Tian Han
田汉
1898–1968
- Playwright
- Lyricist
- Co-founder of the League of Left-Wing Dramatists
Biography
Founding Father of Modern Chinese Drama
Tian Han was born on 12 March 1898 in Changsha, Hunan Province, and became one of the most important founding figures of modern Chinese spoken drama. After studying in Japan, he returned to China and threw himself into the New Culture Movement, producing a large body of plays, operas, and film scripts in Shanghai. In 1930 he co-founded the League of Left-Wing Dramatists, combining theatrical art with social transformation and using the stage to awaken patriotic sentiment and class consciousness. His major works include The Death of a Famous Actor (名优之死) and Guan Hanqing (关汉卿), both of lasting importance in Chinese theatrical history.
March of the Volunteers and Anti-Japanese Cultural Work
In 1935 Tian Han wrote the screenplay for the patriotic film Children of Troubled Times; the song lyrics he contributed were set to music by Nie Er as the March of the Volunteers. According to accounts of the period, Tian Han wrote the lyrics on the back of a cigarette paper just before his arrest by the Nationalist government, smuggling them out of detention — an act that embodied the very spirit of the line "Advance, advance, advance under the enemy's fire." During the Second Sino-Japanese War he actively participated in the cultural resistance movement, organising theatrical performances to mobilise public support for the war effort.
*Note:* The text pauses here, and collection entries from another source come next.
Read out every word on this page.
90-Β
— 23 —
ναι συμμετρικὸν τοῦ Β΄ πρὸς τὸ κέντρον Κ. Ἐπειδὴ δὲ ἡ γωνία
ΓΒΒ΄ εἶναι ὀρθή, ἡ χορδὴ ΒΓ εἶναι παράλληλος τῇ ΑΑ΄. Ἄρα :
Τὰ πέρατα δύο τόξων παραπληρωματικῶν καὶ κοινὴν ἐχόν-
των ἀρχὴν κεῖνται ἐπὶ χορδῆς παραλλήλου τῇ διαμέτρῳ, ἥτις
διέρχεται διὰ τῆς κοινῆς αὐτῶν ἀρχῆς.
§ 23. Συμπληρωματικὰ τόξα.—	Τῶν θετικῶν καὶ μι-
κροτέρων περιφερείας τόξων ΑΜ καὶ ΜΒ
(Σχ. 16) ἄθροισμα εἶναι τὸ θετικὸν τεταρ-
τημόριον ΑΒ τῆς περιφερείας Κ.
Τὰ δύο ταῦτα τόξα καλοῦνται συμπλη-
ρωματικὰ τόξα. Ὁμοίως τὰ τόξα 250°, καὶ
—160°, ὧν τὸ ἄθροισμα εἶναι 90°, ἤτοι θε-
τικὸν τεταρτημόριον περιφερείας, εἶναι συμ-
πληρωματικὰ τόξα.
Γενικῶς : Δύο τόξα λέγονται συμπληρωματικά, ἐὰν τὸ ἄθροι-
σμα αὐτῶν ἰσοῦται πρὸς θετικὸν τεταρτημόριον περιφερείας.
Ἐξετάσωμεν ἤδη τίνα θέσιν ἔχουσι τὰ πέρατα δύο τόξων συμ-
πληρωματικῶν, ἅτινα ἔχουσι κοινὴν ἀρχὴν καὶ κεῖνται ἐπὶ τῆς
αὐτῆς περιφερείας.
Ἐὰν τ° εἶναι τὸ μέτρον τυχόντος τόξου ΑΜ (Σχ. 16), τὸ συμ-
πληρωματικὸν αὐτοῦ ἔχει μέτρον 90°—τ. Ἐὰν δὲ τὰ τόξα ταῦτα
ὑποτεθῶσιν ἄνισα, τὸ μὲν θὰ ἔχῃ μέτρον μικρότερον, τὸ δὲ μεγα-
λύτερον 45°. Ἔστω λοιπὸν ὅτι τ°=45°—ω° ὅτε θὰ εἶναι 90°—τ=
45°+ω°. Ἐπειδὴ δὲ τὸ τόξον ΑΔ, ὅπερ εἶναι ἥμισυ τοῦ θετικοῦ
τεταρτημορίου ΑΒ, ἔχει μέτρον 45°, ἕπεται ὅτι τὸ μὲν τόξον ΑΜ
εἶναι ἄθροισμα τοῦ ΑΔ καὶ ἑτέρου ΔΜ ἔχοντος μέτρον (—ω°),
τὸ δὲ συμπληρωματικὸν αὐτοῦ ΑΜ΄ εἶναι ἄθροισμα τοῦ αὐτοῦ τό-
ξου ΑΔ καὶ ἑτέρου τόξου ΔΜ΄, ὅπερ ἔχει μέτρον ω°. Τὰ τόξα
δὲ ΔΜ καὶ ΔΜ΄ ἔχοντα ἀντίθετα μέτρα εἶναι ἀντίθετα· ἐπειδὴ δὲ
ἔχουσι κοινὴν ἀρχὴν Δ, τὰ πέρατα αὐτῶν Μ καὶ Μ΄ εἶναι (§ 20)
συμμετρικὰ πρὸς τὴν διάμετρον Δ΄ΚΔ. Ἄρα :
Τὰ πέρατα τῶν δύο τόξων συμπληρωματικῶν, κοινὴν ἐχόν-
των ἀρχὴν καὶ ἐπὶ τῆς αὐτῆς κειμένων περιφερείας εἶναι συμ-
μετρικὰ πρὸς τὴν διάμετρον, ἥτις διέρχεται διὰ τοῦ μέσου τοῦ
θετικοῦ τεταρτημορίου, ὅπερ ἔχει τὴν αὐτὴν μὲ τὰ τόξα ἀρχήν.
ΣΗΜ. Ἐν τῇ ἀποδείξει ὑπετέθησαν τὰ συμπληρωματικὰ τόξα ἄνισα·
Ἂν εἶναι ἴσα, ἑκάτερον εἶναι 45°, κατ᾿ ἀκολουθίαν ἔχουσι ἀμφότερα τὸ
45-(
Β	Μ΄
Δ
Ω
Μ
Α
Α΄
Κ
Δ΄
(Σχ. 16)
Persecution During the Cultural Revolution
After 1949, Tian Han served as Chairman of the Chinese Dramatists Association and was a leading figure in the cultural establishment. When the Cultural Revolution erupted in 1966, he was persecuted as a "counter-revolutionary revisionist", subjected to struggle sessions, and imprisoned. He died in Qincheng Prison in Beijing on 10 December 1968, aged 70. His death, alongside the effective prohibition of the March of the Volunteers during the Cultural Revolution, constitutes one of the most striking historical paradoxes of the People's Republic: a regime that persecuted the lyricist of its own national anthem while continuing to treat the song as a national symbol. Tian Han was posthumously rehabilitated in 1979.